Abstract

The small multidrug resistance (SMR) proteins are a bacterial family known to confer both antimicrobial and antiseptic resistance against a wide array of unnatural drugs. A small protein cluster containing drug exporters exist in this family and are highly promiscuous in exporting polyaromatic, cationic substrates. Interestingly, the majority of the protein population within the SMRs are guanidinium exporters (Gdx), which are structurally and sequentially similar to the drug exporters. Despite the similarities, both drug exporters and Gdx differ in their functionality. Although Gdx can export its native substrate, guanidinium (Gdm+), it is also selective for mono-substituted Gdm+ analogues. Drug exporters, on the other hand, cannot transport Gdm+, but are highly promiscuous in exporting polyaromatic, cationic, unnatural substrates, including disubstituted Gdm+ analogues.
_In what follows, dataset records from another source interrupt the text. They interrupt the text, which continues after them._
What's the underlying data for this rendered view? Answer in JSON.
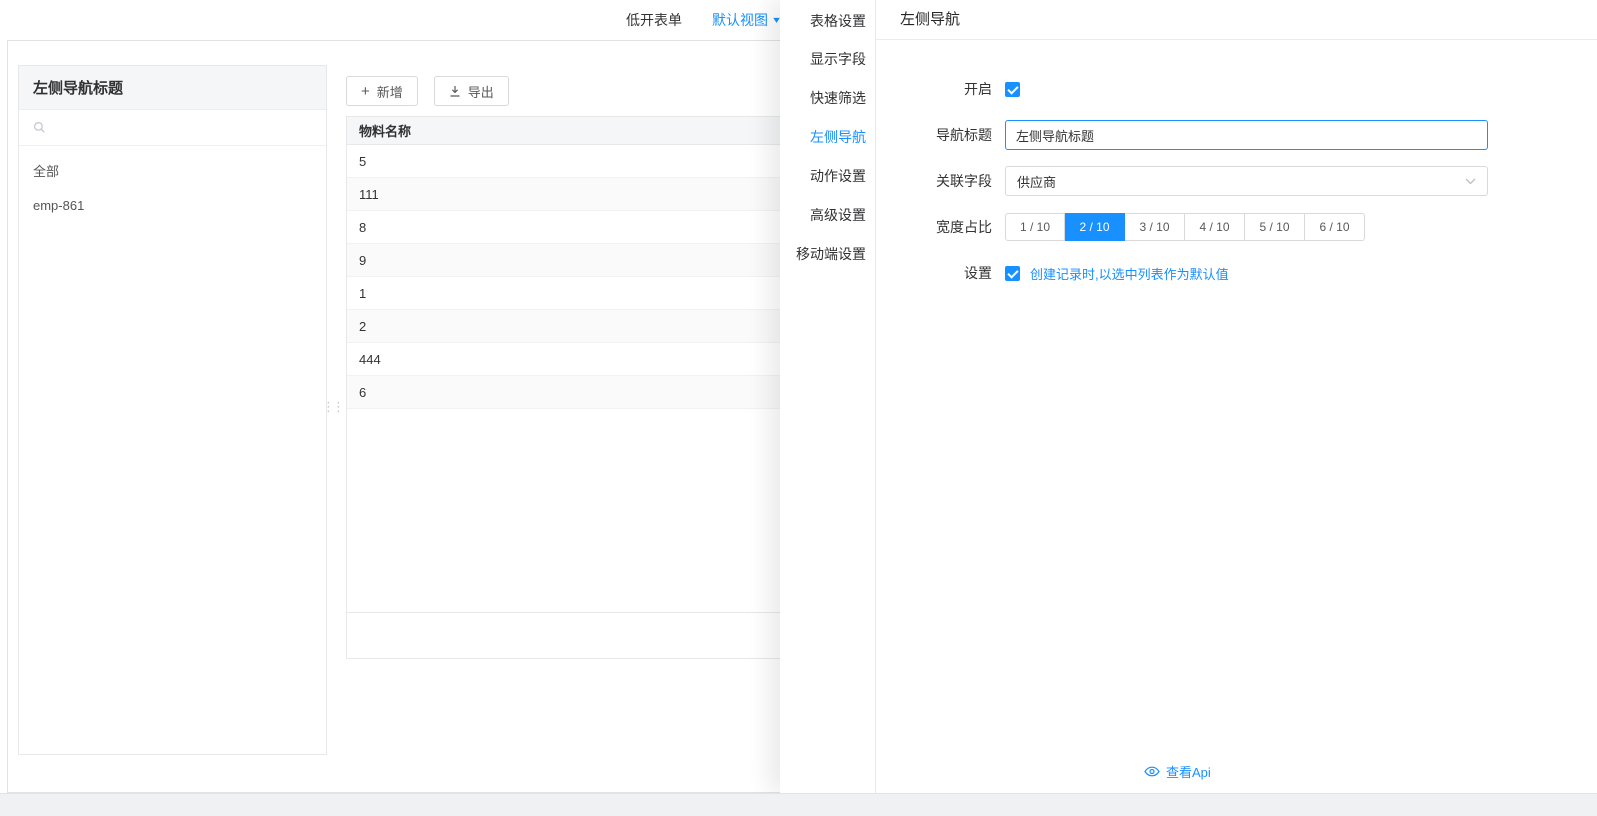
{
  "topbar": {
    "tabs": [
      {
        "label": "低开表单"
      },
      {
        "label": "默认视图"
      }
    ]
  },
  "left_panel": {
    "title": "左侧导航标题",
    "items": [
      "全部",
      "emp-861"
    ]
  },
  "toolbar": {
    "add": "新增",
    "export": "导出"
  },
  "table": {
    "header": "物料名称",
    "rows": [
      "5",
      "111",
      "8",
      "9",
      "1",
      "2",
      "444",
      "6"
    ]
  },
  "drawer": {
    "menu_title": "表格设置",
    "menu": [
      "显示字段",
      "快速筛选",
      "左侧导航",
      "动作设置",
      "高级设置",
      "移动端设置"
    ],
    "active_menu": "左侧导航",
    "title": "左侧导航",
    "form": {
      "enable_label": "开启",
      "enable_checked": true,
      "title_label": "导航标题",
      "title_value": "左侧导航标题",
      "field_label": "关联字段",
      "field_value": "供应商",
      "width_label": "宽度占比",
      "width_options": [
        "1 / 10",
        "2 / 10",
        "3 / 10",
        "4 / 10",
        "5 / 10",
        "6 / 10"
      ],
      "width_selected": "2 / 10",
      "settings_label": "设置",
      "settings_checked": true,
      "settings_link": "创建记录时,以选中列表作为默认值"
    },
    "api_link": "查看Api"
  },
  "icons": {
    "plus": "+",
    "caret_down": "▾",
    "drag_handle": "⋮⋮"
  },
  "colors": {
    "accent": "#1890ff"
  }
}
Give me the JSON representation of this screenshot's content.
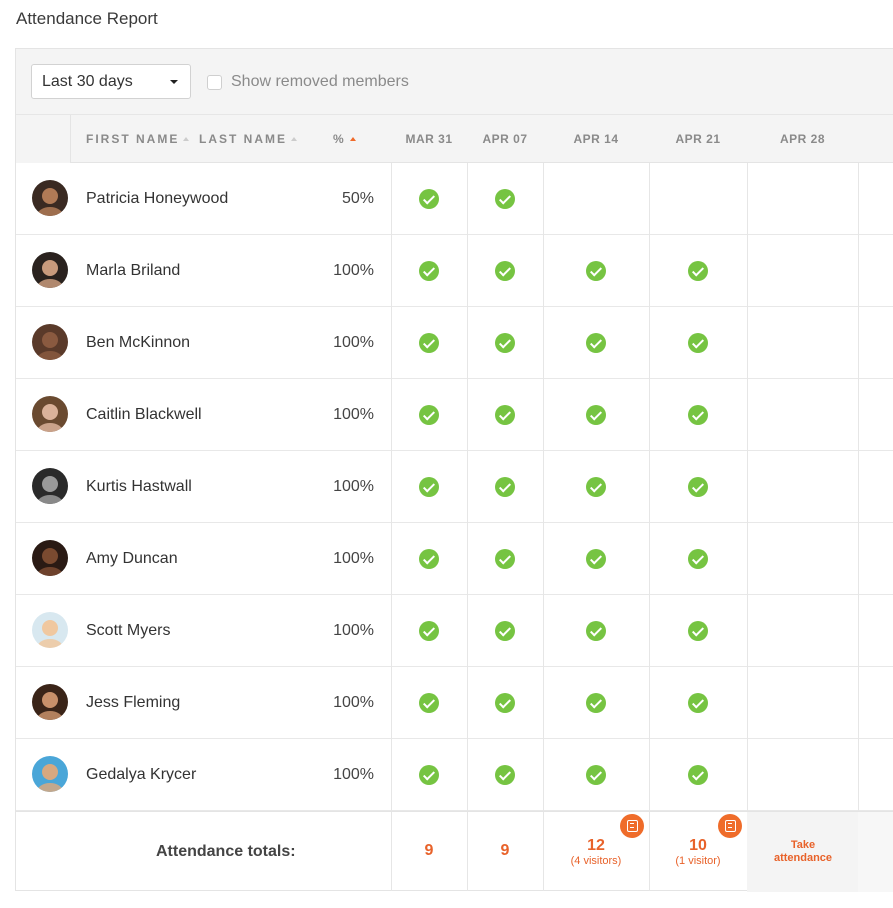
{
  "page": {
    "title": "Attendance Report"
  },
  "filters": {
    "range_label": "Last 30 days",
    "show_removed_label": "Show removed members",
    "show_removed_checked": false
  },
  "columns": {
    "first_name": "FIRST NAME",
    "last_name": "LAST NAME",
    "percent": "%",
    "dates": [
      "MAR 31",
      "APR 07",
      "APR 14",
      "APR 21",
      "APR 28"
    ]
  },
  "members": [
    {
      "name": "Patricia Honeywood",
      "percent": "50%",
      "attended": [
        true,
        true,
        false,
        false,
        false
      ],
      "avatar_color": "#3a2a22",
      "avatar_skin": "#b07a56"
    },
    {
      "name": "Marla Briland",
      "percent": "100%",
      "attended": [
        true,
        true,
        true,
        true,
        false
      ],
      "avatar_color": "#2a221e",
      "avatar_skin": "#c89a7c"
    },
    {
      "name": "Ben McKinnon",
      "percent": "100%",
      "attended": [
        true,
        true,
        true,
        true,
        false
      ],
      "avatar_color": "#5a3a2a",
      "avatar_skin": "#8a5a40"
    },
    {
      "name": "Caitlin Blackwell",
      "percent": "100%",
      "attended": [
        true,
        true,
        true,
        true,
        false
      ],
      "avatar_color": "#6a4a30",
      "avatar_skin": "#dab29a"
    },
    {
      "name": "Kurtis Hastwall",
      "percent": "100%",
      "attended": [
        true,
        true,
        true,
        true,
        false
      ],
      "avatar_color": "#2a2a2a",
      "avatar_skin": "#9a9a9a"
    },
    {
      "name": "Amy Duncan",
      "percent": "100%",
      "attended": [
        true,
        true,
        true,
        true,
        false
      ],
      "avatar_color": "#2a1a14",
      "avatar_skin": "#7a4a30"
    },
    {
      "name": "Scott Myers",
      "percent": "100%",
      "attended": [
        true,
        true,
        true,
        true,
        false
      ],
      "avatar_color": "#d8e8f0",
      "avatar_skin": "#f0c8a0"
    },
    {
      "name": "Jess Fleming",
      "percent": "100%",
      "attended": [
        true,
        true,
        true,
        true,
        false
      ],
      "avatar_color": "#3a2418",
      "avatar_skin": "#c8906a"
    },
    {
      "name": "Gedalya Krycer",
      "percent": "100%",
      "attended": [
        true,
        true,
        true,
        true,
        false
      ],
      "avatar_color": "#4aa6d8",
      "avatar_skin": "#d8a880"
    }
  ],
  "totals": {
    "label": "Attendance totals:",
    "counts": [
      "9",
      "9",
      "12",
      "10"
    ],
    "visitors": [
      "",
      "",
      "(4 visitors)",
      "(1 visitor)"
    ],
    "has_note": [
      false,
      false,
      true,
      true
    ],
    "take_attendance_label": "Take attendance"
  },
  "colors": {
    "accent": "#e8622a",
    "check": "#76c442",
    "grey_column": "#f4f4f4"
  }
}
At the lens of substrate specificity, it was very natural to observe an evolutionary pathway from Gdx to drug exporters, but how this event occurred remains a mystery. Here we explore how Gdx proteins evolved a more specialized function to becoming drug exporters. To elucidate this evolutionary process, we will provide a step-wise bridge by mutating key residues on a representative Eco Gdx protein from Escherichia coli,thereby potentially yielding mutants that behave more like EmrE, the most well-studied drug exporter. We will rely on both rational design and directed evolution to generate these mutants, which will then be tested for their transport functionality of cationic, polyaromatic substrates using solid surface membrane (SSM) electrophysiology.